I particularly agree with the “forget about learning” part, but would have put it slightly differently! Yes, emphasise the doing part of things but keep it focused – try and make it active learning, so that the kids are having so much fun doing stuff that they do not realise that they are learning things! The new teacher really gets an opportunity to discover the different characters in their class in this way!
Also, when I start a new tutor group, like everyone else I am duty bound to go over the rules and regulations. So this is what I do – I ask the students themselves to create the list of rules, with the proviso that this is what they must stick to throughout the year. Put them in small groups and ask them to come up with a few rules for each group that they then report back to the class. They then get to discuss the pros and cons of each rule and decide which to keep and which to discard. With some clever footwork you can cover all of the institution’s rules but the kids think that they are making them up. I’m not sure whether you would call it democracy in action or benign dictatorship! Strangely, the kids often create a set of rules which is in many ways more punitive than the institution;s own. I then ask one of the kids to word process the set of rules and have it laminated – then it gets pinned up on a wall. That way they are constantly reminded of the rules that they themselves have put in place – and can be reminded of this when they err from the path of good behavior!
Anyway, enough of me going on. Thanks again for a well thought out and helpful article!
daveb_za
On April 15, 2008 at 8:05 am
Hey, no worries taliesyn30! Glad you liked it, and thought it was useful.

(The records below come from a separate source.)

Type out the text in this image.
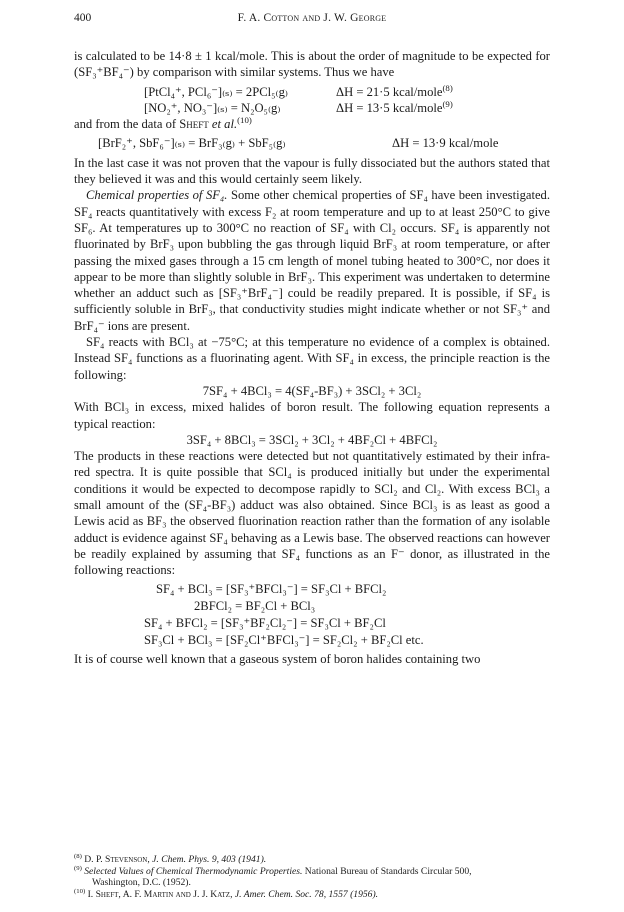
400	F. A. Cotton and J. W. George

is calculated to be 14·8 ± 1 kcal/mole. This is about the order of magnitude to be expected for (SF₃⁺BF₄⁻) by comparison with similar systems. Thus we have

[PtCl₄⁺, PCl₆⁻]₍ₛ₎ = 2PCl₅₍g₎	ΔH = 21·5 kcal/mole$^{(8)}$

[NO₂⁺, NO₃⁻]₍ₛ₎ = N₂O₅₍g₎	ΔH = 13·5 kcal/mole$^{(9)}$

and from the data of Sheft et al.$^{(10)}$

[BrF₂⁺, SbF₆⁻]₍ₛ₎ = BrF₃₍g₎ + SbF₅₍g₎	ΔH = 13·9 kcal/mole

In the last case it was not proven that the vapour is fully dissociated but the authors stated that they believed it was and this would certainly seem likely.

Chemical properties of SF₄. Some other chemical properties of SF₄ have been investigated. SF₄ reacts quantitatively with excess F₂ at room temperature and up to at least 250°C to give SF₆. At temperatures up to 300°C no reaction of SF₄ with Cl₂ occurs. SF₄ is apparently not fluorinated by BrF₃ upon bubbling the gas through liquid BrF₃ at room temperature, or after passing the mixed gases through a 15 cm length of monel tubing heated to 300°C, nor does it appear to be more than slightly soluble in BrF₃. This experiment was undertaken to determine whether an adduct such as [SF₃⁺BrF₄⁻] could be readily prepared. It is possible, if SF₄ is sufficiently soluble in BrF₃, that conductivity studies might indicate whether or not SF₃⁺ and BrF₄⁻ ions are present.

SF₄ reacts with BCl₃ at −75°C; at this temperature no evidence of a complex is obtained. Instead SF₄ functions as a fluorinating agent. With SF₄ in excess, the principle reaction is the following:

7SF₄ + 4BCl₃ = 4(SF₄-BF₃) + 3SCl₂ + 3Cl₂

With BCl₃ in excess, mixed halides of boron result. The following equation represents a typical reaction:

3SF₄ + 8BCl₃ = 3SCl₂ + 3Cl₂ + 4BF₂Cl + 4BFCl₂

The products in these reactions were detected but not quantitatively estimated by their infra-red spectra. It is quite possible that SCl₄ is produced initially but under the experimental conditions it would be expected to decompose rapidly to SCl₂ and Cl₂. With excess BCl₃ a small amount of the (SF₄-BF₃) adduct was also obtained. Since BCl₃ is as least as good a Lewis acid as BF₃ the observed fluorination reaction rather than the formation of any isolable adduct is evidence against SF₄ behaving as a Lewis base. The observed reactions can however be readily explained by assuming that SF₄ functions as an F⁻ donor, as illustrated in the following reactions:

SF₄ + BCl₃ = [SF₃⁺BFCl₃⁻] = SF₃Cl + BFCl₂

2BFCl₂ = BF₂Cl + BCl₃

SF₄ + BFCl₂ = [SF₃⁺BF₂Cl₂⁻] = SF₃Cl + BF₂Cl

SF₃Cl + BCl₃ = [SF₂Cl⁺BFCl₃⁻] = SF₂Cl₂ + BF₂Cl etc.

It is of course well known that a gaseous system of boron halides containing two

$^{(8)}$ D. P. Stevenson, J. Chem. Phys. 9, 403 (1941).

$^{(9)}$ Selected Values of Chemical Thermodynamic Properties. National Bureau of Standards Circular 500,

Washington, D.C. (1952).

$^{(10)}$ I. Sheft, A. F. Martin and J. J. Katz, J. Amer. Chem. Soc. 78, 1557 (1956).
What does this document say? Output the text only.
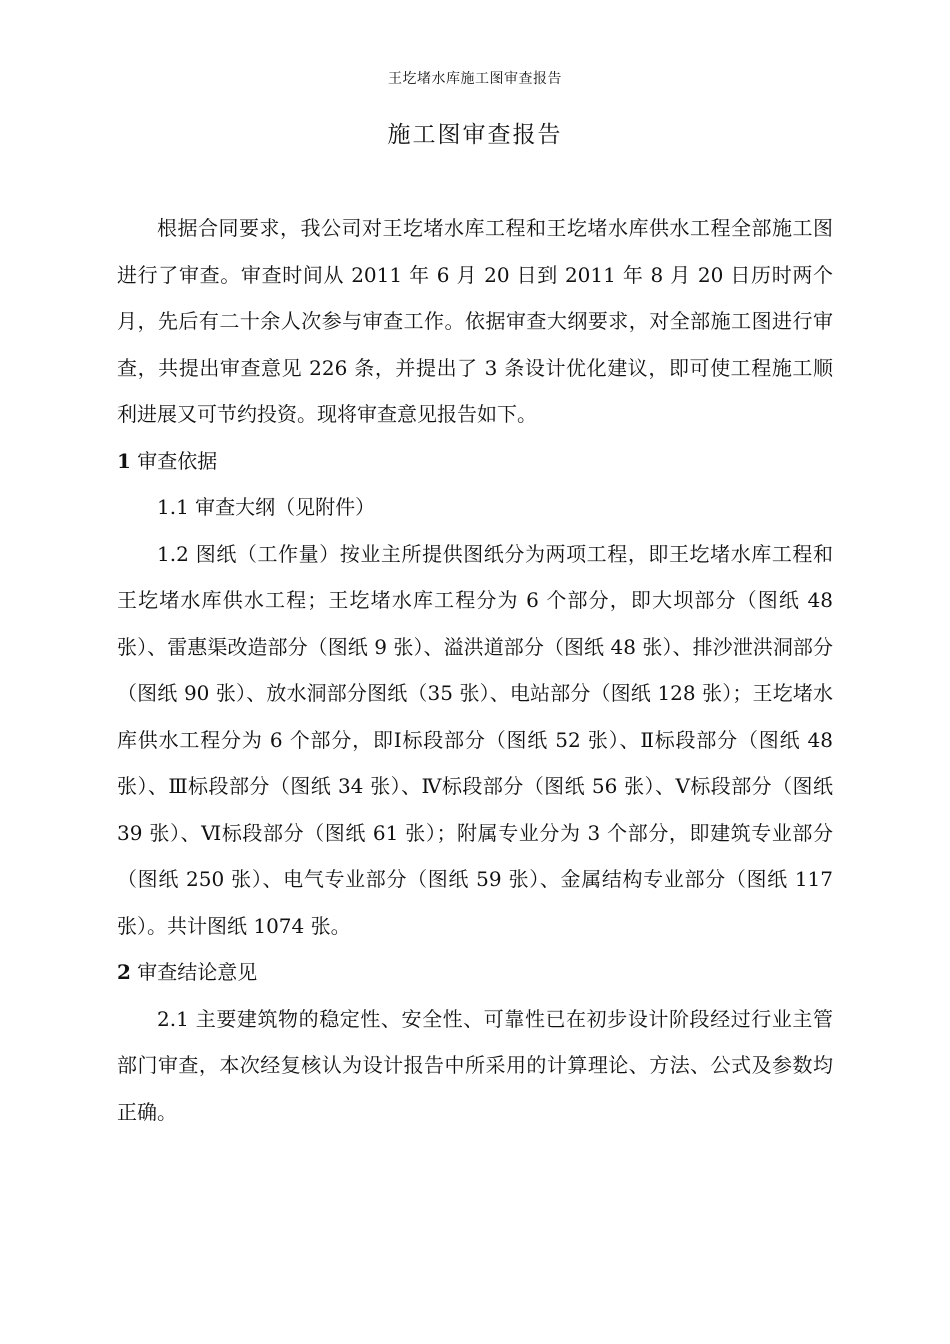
王圪堵水库施工图审查报告
施工图审查报告

根据合同要求，我公司对王圪堵水库工程和王圪堵水库供水工程全部施工图进行了审查。审查时间从 2011 年 6 月 20 日到 2011 年 8 月 20 日历时两个月，先后有二十余人次参与审查工作。依据审查大纲要求，对全部施工图进行审查，共提出审查意见 226 条，并提出了 3 条设计优化建议，即可使工程施工顺利进展又可节约投资。现将审查意见报告如下。

1 审查依据

1.1 审查大纲（见附件）

1.2 图纸（工作量）按业主所提供图纸分为两项工程，即王圪堵水库工程和王圪堵水库供水工程；王圪堵水库工程分为 6 个部分，即大坝部分（图纸 48 张）、雷惠渠改造部分（图纸 9 张）、溢洪道部分（图纸 48 张）、排沙泄洪洞部分（图纸 90 张）、放水洞部分图纸（35 张）、电站部分（图纸 128 张）；王圪堵水库供水工程分为 6 个部分，即Ⅰ标段部分（图纸 52 张）、Ⅱ标段部分（图纸 48 张）、Ⅲ标段部分（图纸 34 张）、Ⅳ标段部分（图纸 56 张）、Ⅴ标段部分（图纸 39 张）、Ⅵ标段部分（图纸 61 张）；附属专业分为 3 个部分，即建筑专业部分（图纸 250 张）、电气专业部分（图纸 59 张）、金属结构专业部分（图纸 117 张）。共计图纸 1074 张。

2 审查结论意见

2.1 主要建筑物的稳定性、安全性、可靠性已在初步设计阶段经过行业主管部门审查，本次经复核认为设计报告中所采用的计算理论、方法、公式及参数均正确。
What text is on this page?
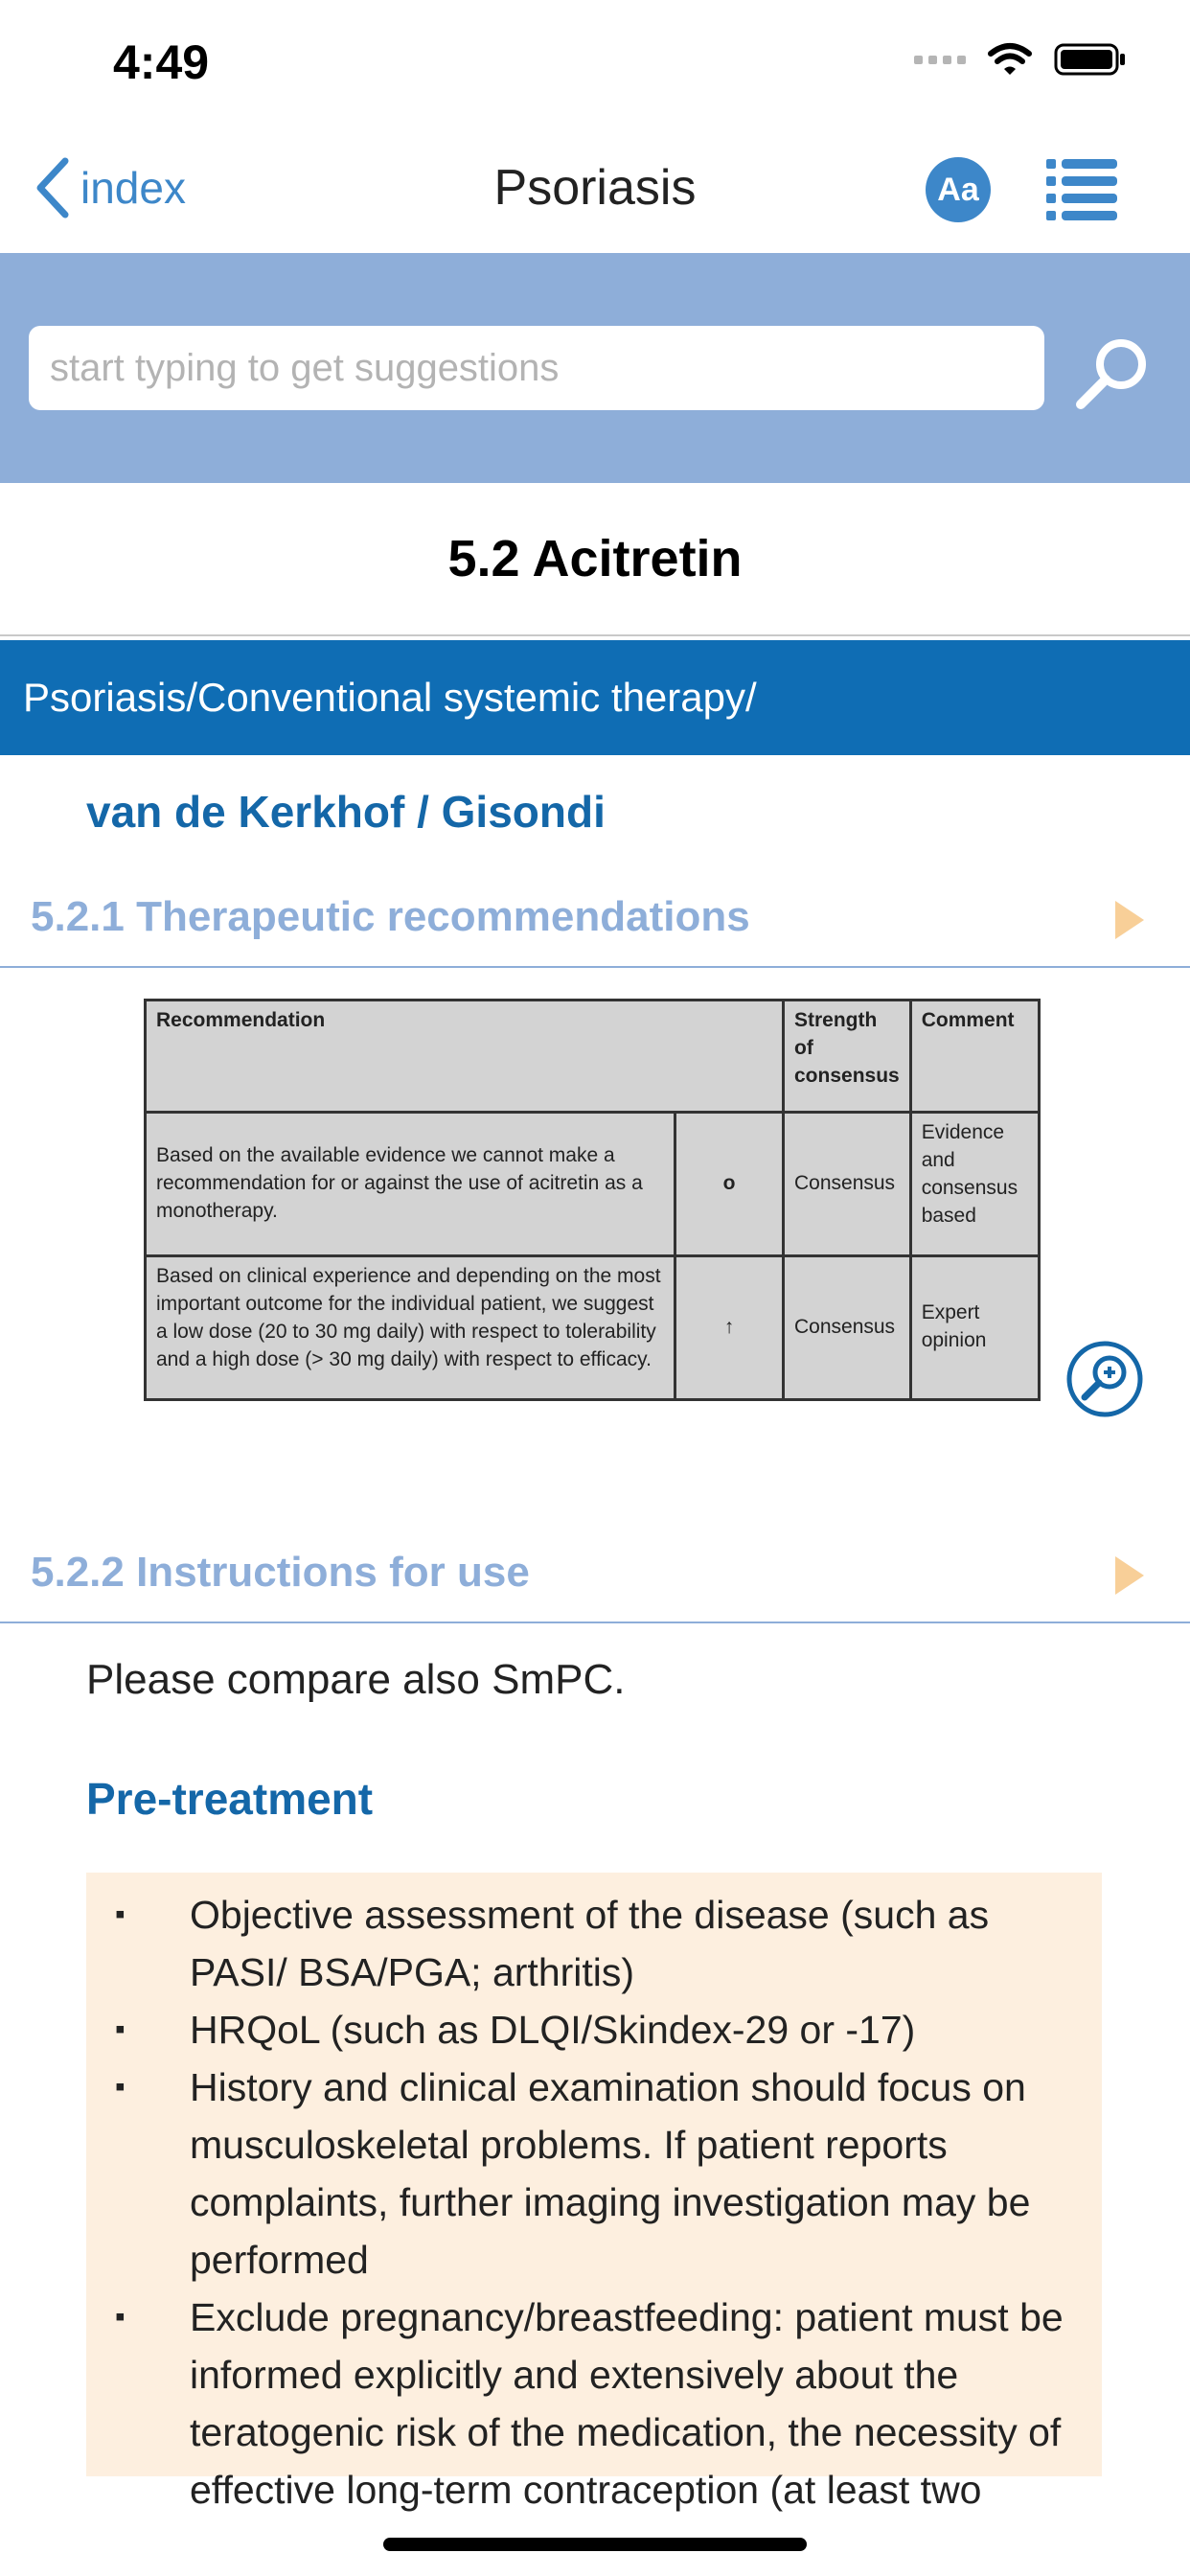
4:49
index	Psoriasis	Aa
start typing to get suggestions
5.2 Acitretin
Psoriasis/Conventional systemic therapy/
van de Kerkhof / Gisondi
5.2.1 Therapeutic recommendations
Recommendation		Strength of consensus	Comment
Based on the available evidence we cannot make a recommendation for or against the use of acitretin as a monotherapy.	o	Consensus	Evidence and consensus based
Based on clinical experience and depending on the most important outcome for the individual patient, we suggest a low dose (20 to 30 mg daily) with respect to tolerability and a high dose (> 30 mg daily) with respect to efficacy.	↑	Consensus	Expert opinion
5.2.2 Instructions for use
Please compare also SmPC.
Pre-treatment
▪ Objective assessment of the disease (such as PASI/ BSA/PGA; arthritis)
▪ HRQoL (such as DLQI/Skindex-29 or -17)
▪ History and clinical examination should focus on musculoskeletal problems. If patient reports complaints, further imaging investigation may be performed
▪ Exclude pregnancy/breastfeeding: patient must be informed explicitly and extensively about the teratogenic risk of the medication, the necessity of effective long-term contraception (at least two
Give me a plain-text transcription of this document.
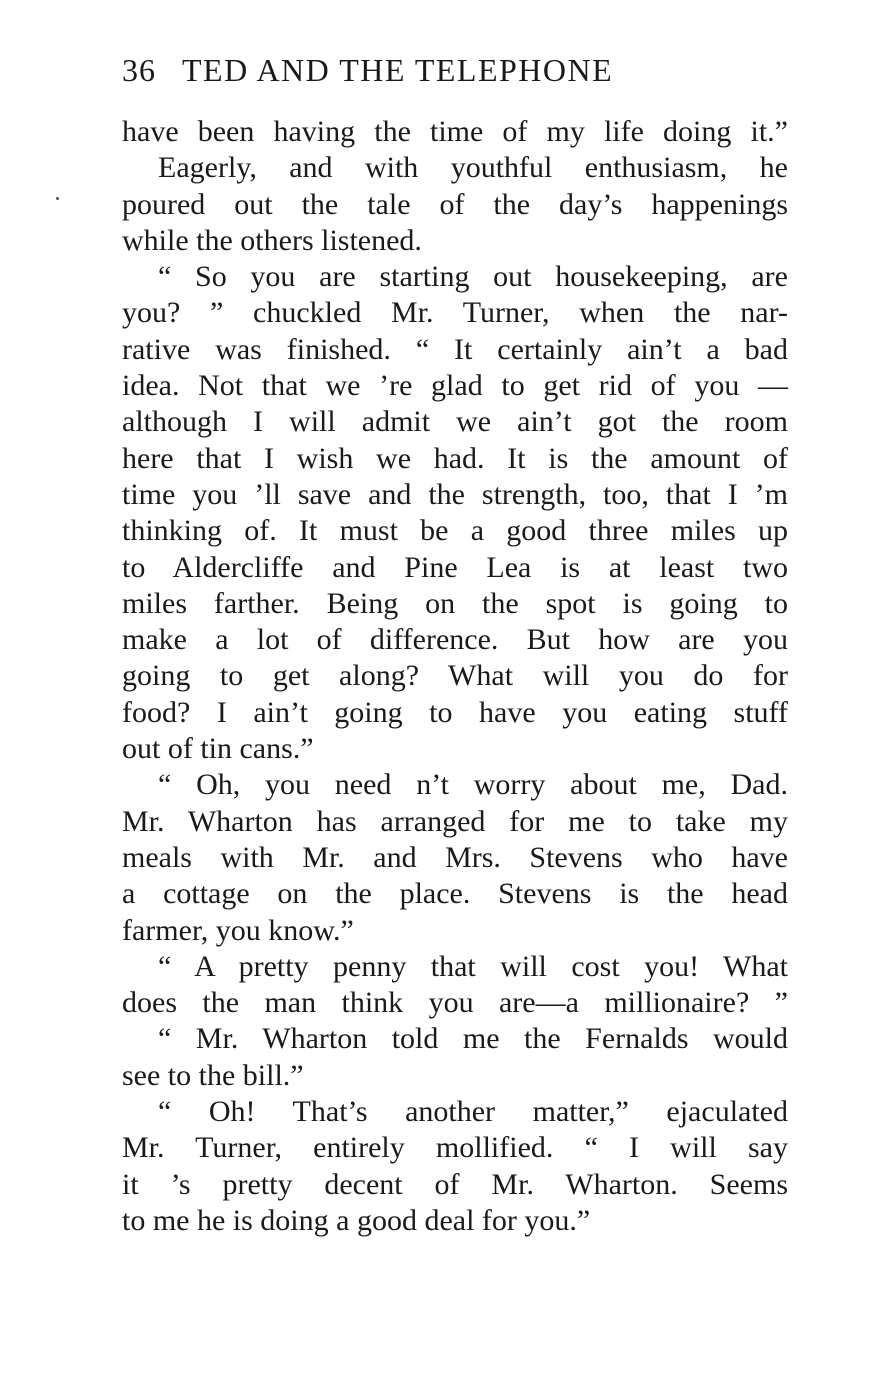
36 TED AND THE TELEPHONE
have been having the time of my life doing it.”
Eagerly, and with youthful enthusiasm, he
poured out the tale of the day’s happenings
while the others listened.
“ So you are starting out housekeeping, are
you? ” chuckled Mr. Turner, when the nar-
rative was finished. “ It certainly ain’t a bad
idea. Not that we ’re glad to get rid of you —
although I will admit we ain’t got the room
here that I wish we had. It is the amount of
time you ’ll save and the strength, too, that I ’m
thinking of. It must be a good three miles up
to Aldercliffe and Pine Lea is at least two
miles farther. Being on the spot is going to
make a lot of difference. But how are you
going to get along? What will you do for
food? I ain’t going to have you eating stuff
out of tin cans.”
“ Oh, you need n’t worry about me, Dad.
Mr. Wharton has arranged for me to take my
meals with Mr. and Mrs. Stevens who have
a cottage on the place. Stevens is the head
farmer, you know.”
“ A pretty penny that will cost you! What
does the man think you are—a millionaire? ”
“ Mr. Wharton told me the Fernalds would
see to the bill.”
“ Oh! That’s another matter,” ejaculated
Mr. Turner, entirely mollified. “ I will say
it ’s pretty decent of Mr. Wharton. Seems
to me he is doing a good deal for you.”
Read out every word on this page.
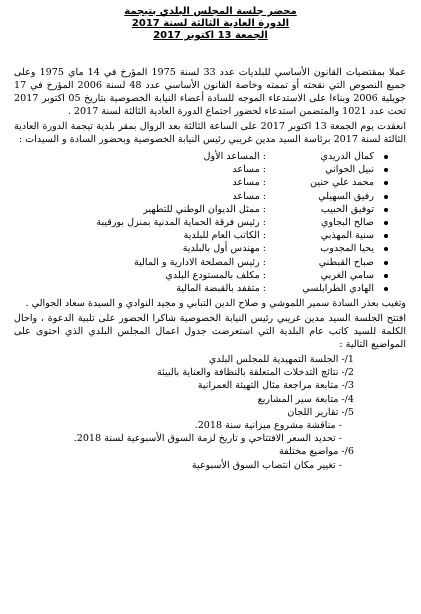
محضر جلسة المجلس البلدي بتيجمة
الدورة العادية الثالثة لسنة 2017
الجمعة 13 اكتوبر 2017

عملا بمقتضيات القانون الأساسي للبلديات عدد 33 لسنة 1975 المؤرخ في 14 ماي 1975 وعلى جميع النصوص التي نقحته أو تممته وخاصة القانون الأساسي عدد 48 لسنة 2006 المؤرخ في 17 جويلية 2006 وبناءا على الاستدعاء الموجه للسادة أعضاء النيابة الخصوصية بتاريخ 05 اكتوبر 2017 تحت عدد 1021 والمتضمن استدعاء لحضور اجتماع الدورة العادية الثالثة لسنة 2017 .

انعقدت يوم الجمعة 13 اكتوبر 2017 على الساعة الثالثة بعد الزوال بمقر بلدية تيجمة الدورة العادية الثالثة لسنة 2017 برئاسة السيد مدين غريبي رئيس النيابة الخصوصية وبحضور السادة و السيدات :

كمال الدريدي: المساعد الأول
نبيل الجواني: مساعد
محمد علي حنين: مساعد
رفيق السهيلي: مساعد
توفيق الحبيب: ممثل الديوان الوطني للتطهير
صالح البجاوي: رئيس فرقة الحماية المدنية بمنزل بورقيبة
سنية المهذبي: الكاتب العام للبلدية
يحيا المجدوب: مهندس أول بالبلدية
صباح القبطني: رئيس المصلحة الادارية و المالية
سامي الغربي: مكلف بالمستودع البلدي
الهادي الطرابلسي: متقفد بالقبضة المالية

وتغيب بعذر السادة سمير اللموشي و صلاح الدين التبابي و مجيد النوادي و السيدة سعاد الجوالي .

افتتح الجلسة السيد مدين غريبي رئيس النيابة الخصوصية شاكرا الحضور على تلبية الدعوة ، واحال الكلمة للسيد كاتب عام البلدية التي استعرضت جدول اعمال المجلس البلدي الذي احتوى على المواضيع التالية :

1/- الجلسة التمهيدية للمجلس البلدي
2/- نتائج التدخلات المتعلقة بالنظافة والعناية بالبيئة
3/- متابعة مراجعة مثال التهيئة العمرانية
4/- متابعة سير المشاريع
5/- تقارير اللجان
- مناقشة مشروع ميزانية سنة 2018.
- تحديد السعر الافتتاحي و تاريخ لزمة السوق الأسبوعية لسنة 2018.
6/- مواضيع مختلفة
- تغيير مكان انتصاب السوق الأسبوعية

I agree with you about the “Forget about learning” thing, but I thought since it was such a long article I needed to keep the headings kind of shocking, to keep the readers going.
daveb_za
On April 15, 2008 at 8:06 am
Hey, no worries taliesyn30! Glad you liked it, and thought it was useful.
I agree with you about the “Forget about learning” thing, but I thought since it was such a long article I needed to keep the headings kind of shocking, to keep the readers going.